About 2,500 more people left the Cornhusker State than moved to the state in 2008, according to a report released Wednesday by the University of Nebraska at Omaha's Center for Public Affairs Research. That's about half the state's annual average loss of 5,000 residents over the previous decade and well below the 20-year average of about 3,300. Nebraska has failed to lure more residents of other states than it's lost in all but three of the past 20 years that the statistic has been measured -- 1992, 1995 and 1996.
That trend continued in 2008, but researchers noted that Nebraska attracted more residents from 22 states than it lost to them, double the number from 2007. The 22-state net gain was the highest since 1996, when there was a gain from 24 states. In 2002, Nebraska saw a net gain from just eight states.
The figures suggest Nebraska may have been a destination for some affected by the economic downturn widely believed to have started in late 2007, said researcher David Drozd, who compiled the data by looking at IRS tax data. The downturn hit Nebraska later than many other states.
Some states that gave Nebraska more people than it took in 2008 were pummeled early by the recession, such as Ohio.
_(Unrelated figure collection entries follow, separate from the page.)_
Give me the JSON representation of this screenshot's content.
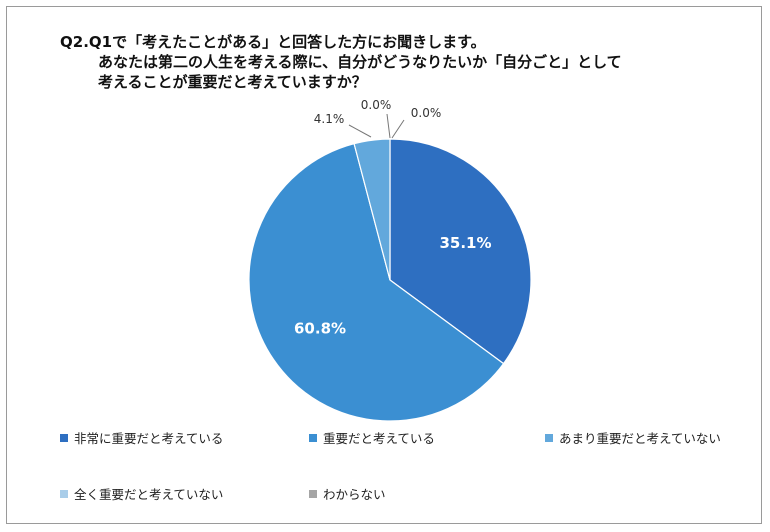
{
  "title": {
    "line1": "Q2.Q1で「考えたことがある」と回答した方にお聞きします。",
    "line2": "あなたは第二の人生を考える際に、自分がどうなりたいか「自分ごと」として",
    "line3": "考えることが重要だと考えていますか？"
  },
  "chart_data": {
    "type": "pie",
    "slices": [
      {
        "label": "非常に重要だと考えている",
        "value": 35.1,
        "value_label": "35.1%",
        "color": "#2e6fc1"
      },
      {
        "label": "重要だと考えている",
        "value": 60.8,
        "value_label": "60.8%",
        "color": "#3b8fd2"
      },
      {
        "label": "あまり重要だと考えていない",
        "value": 4.1,
        "value_label": "4.1%",
        "color": "#62a8dc"
      },
      {
        "label": "全く重要だと考えていない",
        "value": 0.0,
        "value_label": "0.0%",
        "color": "#a9cde9"
      },
      {
        "label": "わからない",
        "value": 0.0,
        "value_label": "0.0%",
        "color": "#a5a5a5"
      }
    ],
    "start_angle": "12 o'clock",
    "direction": "clockwise",
    "legend_placement": "bottom"
  }
}
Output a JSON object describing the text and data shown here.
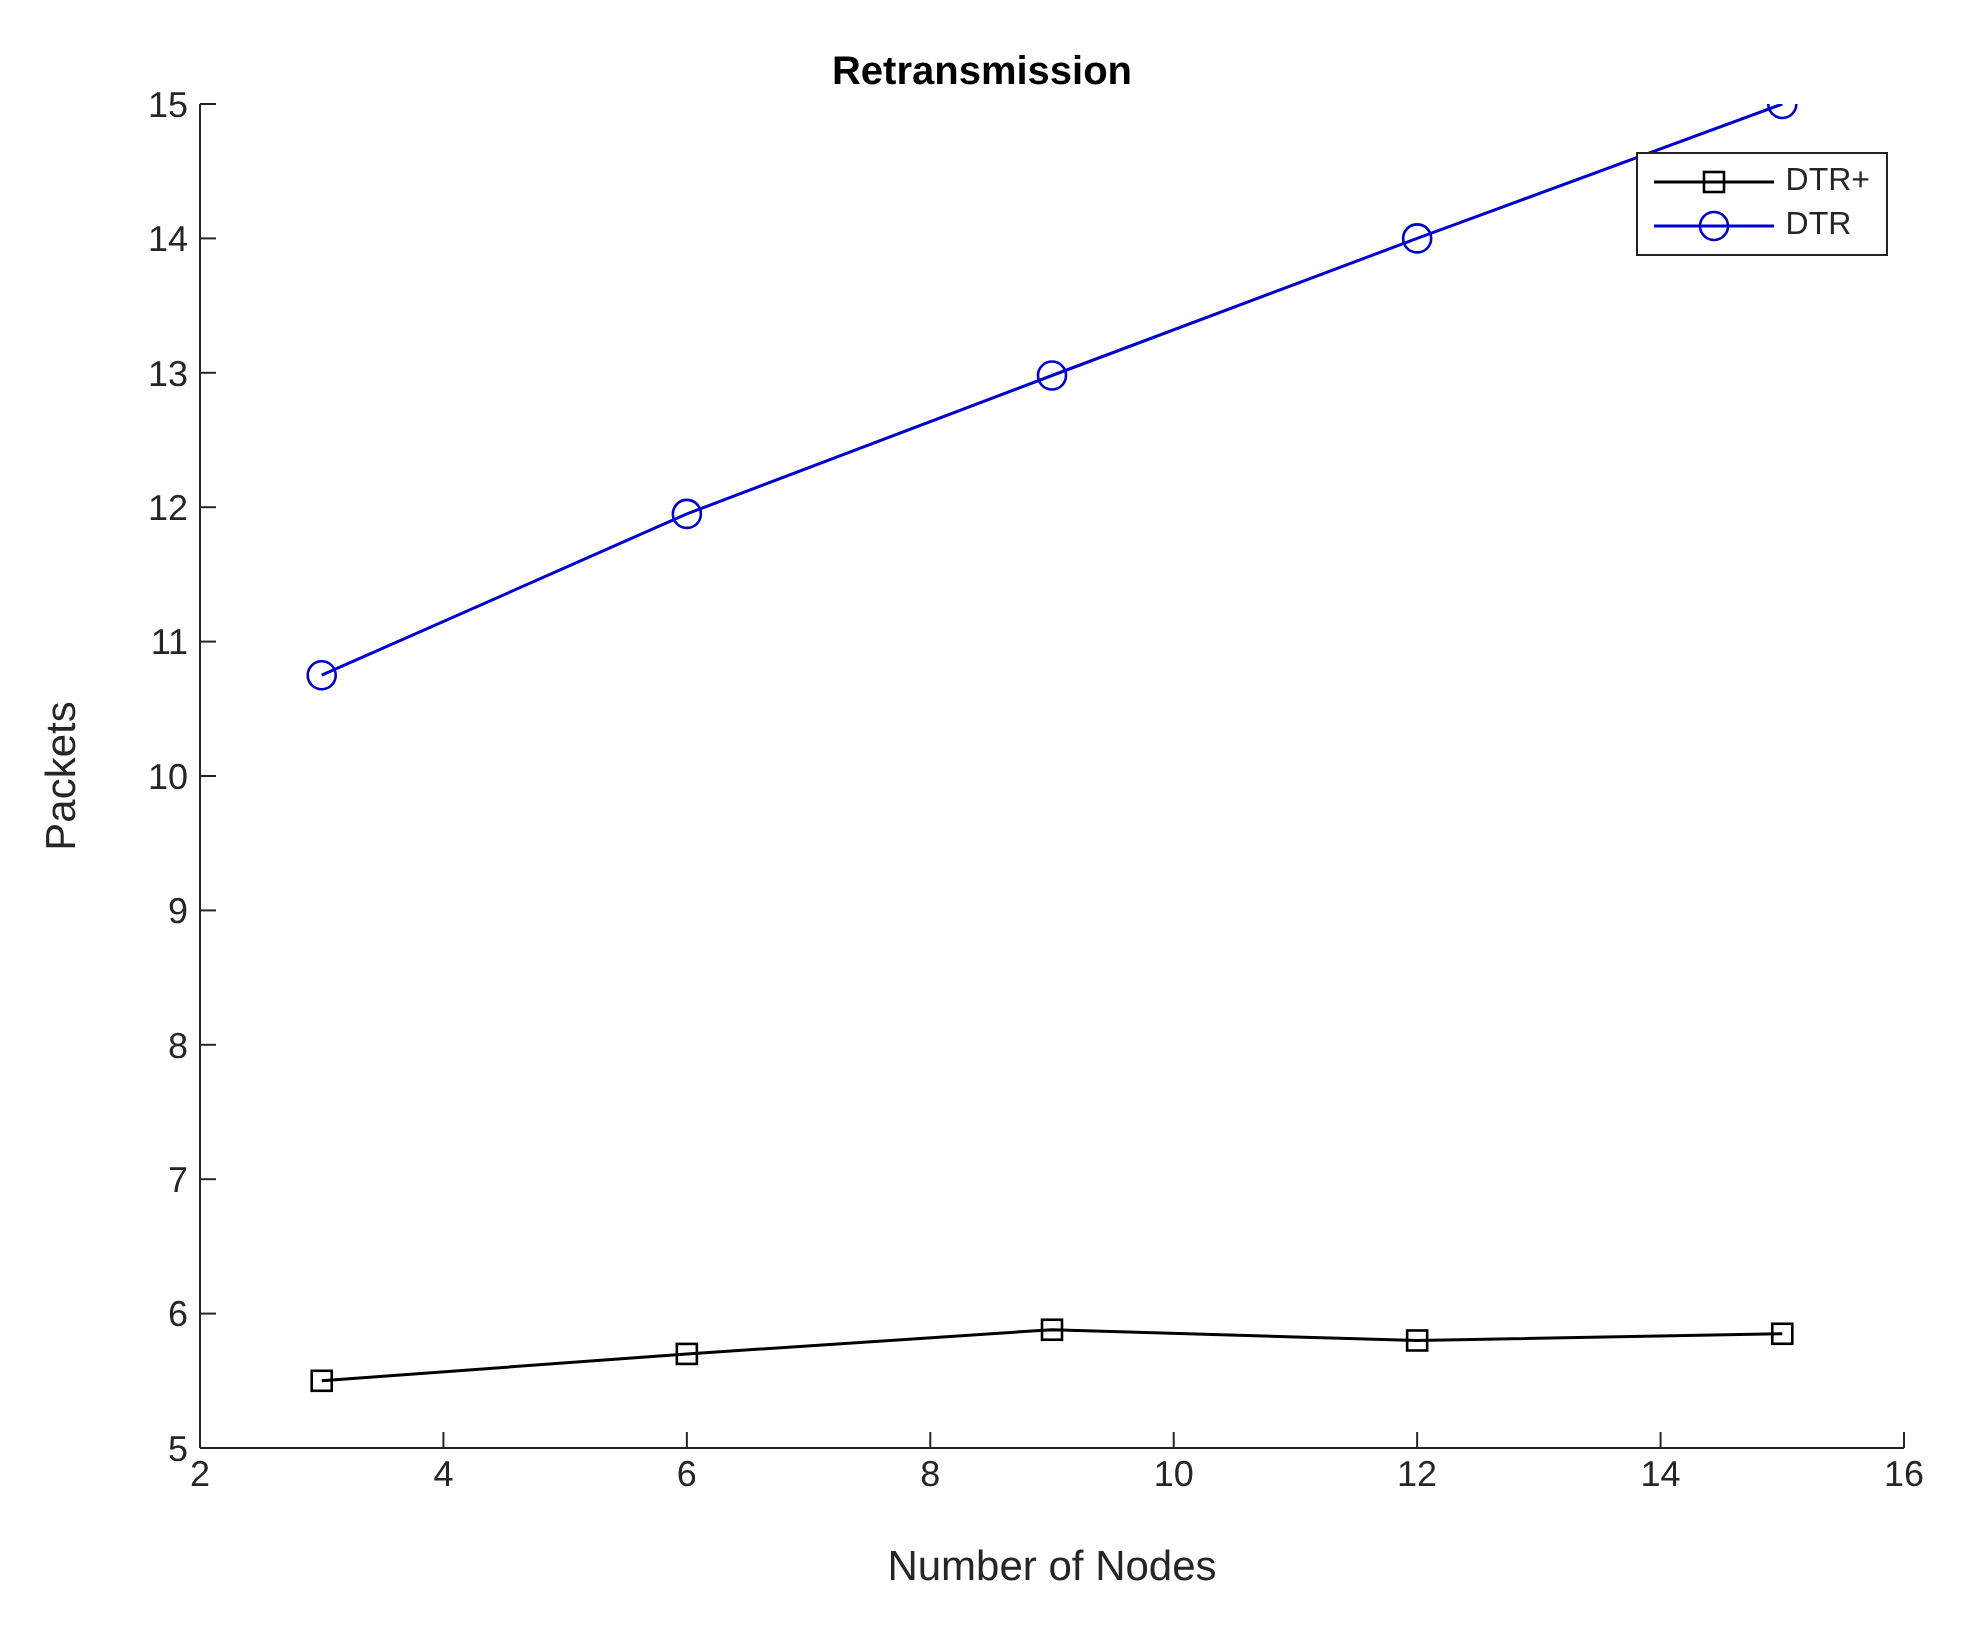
{
  "chart_data": {
    "type": "line",
    "title": "Retransmission",
    "xlabel": "Number of Nodes",
    "ylabel": "Packets",
    "x": [
      3,
      6,
      9,
      12,
      15
    ],
    "series": [
      {
        "name": "DTR+",
        "color": "#000000",
        "marker": "square",
        "values": [
          5.5,
          5.7,
          5.88,
          5.8,
          5.85
        ]
      },
      {
        "name": "DTR",
        "color": "#0000cc",
        "marker": "circle",
        "values": [
          10.75,
          11.95,
          12.98,
          14.0,
          15.0
        ]
      }
    ],
    "xlim": [
      2,
      16
    ],
    "xticks": [
      2,
      4,
      6,
      8,
      10,
      12,
      14,
      16
    ],
    "ylim": [
      5,
      15
    ],
    "yticks": [
      5,
      6,
      7,
      8,
      9,
      10,
      11,
      12,
      13,
      14,
      15
    ],
    "grid": false,
    "legend": "top right",
    "line_style": "solid"
  }
}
Nebraska gained 37 people from Ohio in 2008 after having a net loss of nearly 100 to the state in 2007. That marked just the fifth time in the 20 years that Nebraska had a net gain in residents moving to and from Ohio.
Last year was the first time during the two decades that Nebraska saw a net gain from Minnesota, and it was just the third time Missouri has been in the plus-population category for the Cornhusker State.
Over the past two decades, bordering Iowa has mostly been a negative factor in Nebraska's population math, taking an average of 200 more people than it gave Nebraska. Last year, Iowa was a net-gainer for Nebraska, adding 26 residents.